Copying Data from a Google Cloud Storage Stage

Load data from your staged files into the target table.

In this Topic:

Loading Your Data

Execute COPY INTO <table> to load your data into the target table.

Note

Loading data requires a warehouse. If you are using a warehouse that is not configured to auto resume, execute ALTER WAREHOUSE to resume the warehouse. Note that starting the warehouse could take up to five minutes.

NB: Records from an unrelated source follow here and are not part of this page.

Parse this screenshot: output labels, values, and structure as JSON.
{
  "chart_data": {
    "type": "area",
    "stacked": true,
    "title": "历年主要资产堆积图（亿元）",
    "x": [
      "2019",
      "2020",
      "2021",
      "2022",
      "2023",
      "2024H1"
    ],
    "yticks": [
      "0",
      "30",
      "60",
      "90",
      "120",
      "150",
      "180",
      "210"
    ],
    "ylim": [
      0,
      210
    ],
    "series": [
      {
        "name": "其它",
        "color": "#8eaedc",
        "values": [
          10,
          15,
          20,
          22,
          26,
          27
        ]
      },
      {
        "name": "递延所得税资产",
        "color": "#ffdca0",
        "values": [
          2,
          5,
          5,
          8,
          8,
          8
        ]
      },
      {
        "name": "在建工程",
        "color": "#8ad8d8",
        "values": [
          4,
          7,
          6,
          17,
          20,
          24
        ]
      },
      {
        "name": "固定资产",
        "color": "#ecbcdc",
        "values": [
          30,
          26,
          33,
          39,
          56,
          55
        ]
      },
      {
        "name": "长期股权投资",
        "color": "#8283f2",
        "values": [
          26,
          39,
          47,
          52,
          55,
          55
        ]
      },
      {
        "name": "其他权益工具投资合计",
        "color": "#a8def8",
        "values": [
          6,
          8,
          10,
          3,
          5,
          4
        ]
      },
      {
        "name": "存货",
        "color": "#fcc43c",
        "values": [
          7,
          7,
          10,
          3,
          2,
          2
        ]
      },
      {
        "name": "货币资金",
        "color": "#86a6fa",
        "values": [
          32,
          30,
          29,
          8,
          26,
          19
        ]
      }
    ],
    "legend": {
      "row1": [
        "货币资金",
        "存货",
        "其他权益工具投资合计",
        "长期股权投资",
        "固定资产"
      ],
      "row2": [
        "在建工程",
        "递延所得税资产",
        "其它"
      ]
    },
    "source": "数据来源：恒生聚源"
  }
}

ALTER WAREHOUSE mywarehouse RESUME;

Important

The list of objects returned for an external stage may include one or more “directory blobs”; essentially, paths that end in a forward slash character (/), e.g.:

LIST @my_gcs_stage;

+---------------------------------------+------+----------------------------------+-------------------------------+
| name                                  | size | md5                              | last_modified                 |
|---------------------------------------+------+----------------------------------+-------------------------------|
| my_gcs_stage/load/                    |  12  | 12348f18bcb35e7b6b628ca12345678c | Mon, 11 Sep 2019 16:57:43 GMT |
| my_gcs_stage/load/data_0_0_0.csv.gz   |  147 | 9765daba007a643bdff4eae10d43218y | Mon, 11 Sep 2019 18:13:07 GMT |
+---------------------------------------+------+----------------------------------+-------------------------------+

These blobs are listed when directories are created in the Google Cloud Platform Console rather than using any other tool provided by Google.

COPY statements that reference a stage can fail when the object list includes directory blobs. To avoid errors, we recommend using file pattern matching to identify the files for inclusion (i.e. the PATTERN clause) when the file list for a stage includes directory blobs. For an example, see Loading Data Using Pattern Matching (in this topic). Alternatively, set ON_ERROR = SKIP_FILE in the COPY statement.

Loading Data Using Pattern Matching

The following example loads data from files in the named my_gcs_stage stage created in Configuring an Integration for Google Cloud Storage. Using pattern matching, the statement only loads files whose names start with the string sales:

COPY INTO mytable
  FROM @my_gcs_stage
  PATTERN='.*sales.*.csv';

Note that file format options are not specified because a named file format was included in the stage definition.

Loading Data Using a Path / Prefix

The following example loads all files with the data/files path (i.e. prefix) in your Cloud Storage bucket using the named my_csv_format file format created in Preparing to Load Data. Note that a path can be combined with pattern matching:

COPY INTO mytable
  FROM gcs://mybucket/data/files
  FILE_FORMAT = (FORMAT_NAME = my_csv_format);

Loading Data Using Ad hoc File Format Options

The following ad hoc example loads data from all files in the Cloud Storage bucket. The COPY command specifies file format options instead of referencing a named file format. This example loads CSV files with a pipe (|) field delimiter. The COPY command skips the first line in the data files:

COPY INTO mytable
  FROM gcs://mybucket/data/files
  STORAGE_INTEGRATION = myint
  FILE_FORMAT = (TYPE = CSV FIELD_DELIMITER = '|' SKIP_HEADER = 1);

Validating Your Data

Before loading your data, you can validate that the data in the uploaded files will load correctly.

To validate data in an uploaded file, execute COPY INTO <table> in validation mode using the VALIDATION_MODE parameter. The VALIDATION_MODE parameter returns errors that it encounters in the file. You can then modify the data in the file to ensure it loads without error.

In addition, COPY INTO <table> provides the ON_ERROR copy option to specify an action to perform if errors are encountered in a file during loading.

Monitoring Data Loads

Snowflake retains historical data for COPY INTO commands executed within the previous 14 days. The metadata can be used to monitor and manage the loading process, including deleting files after upload completes:

  • Monitor the status of each COPY INTO <table> command on the History History tab page of the Snowflake web interface.

  • Use the LOAD_HISTORY Information Schema view to retrieve the history of data loaded into tables using the COPY INTO command.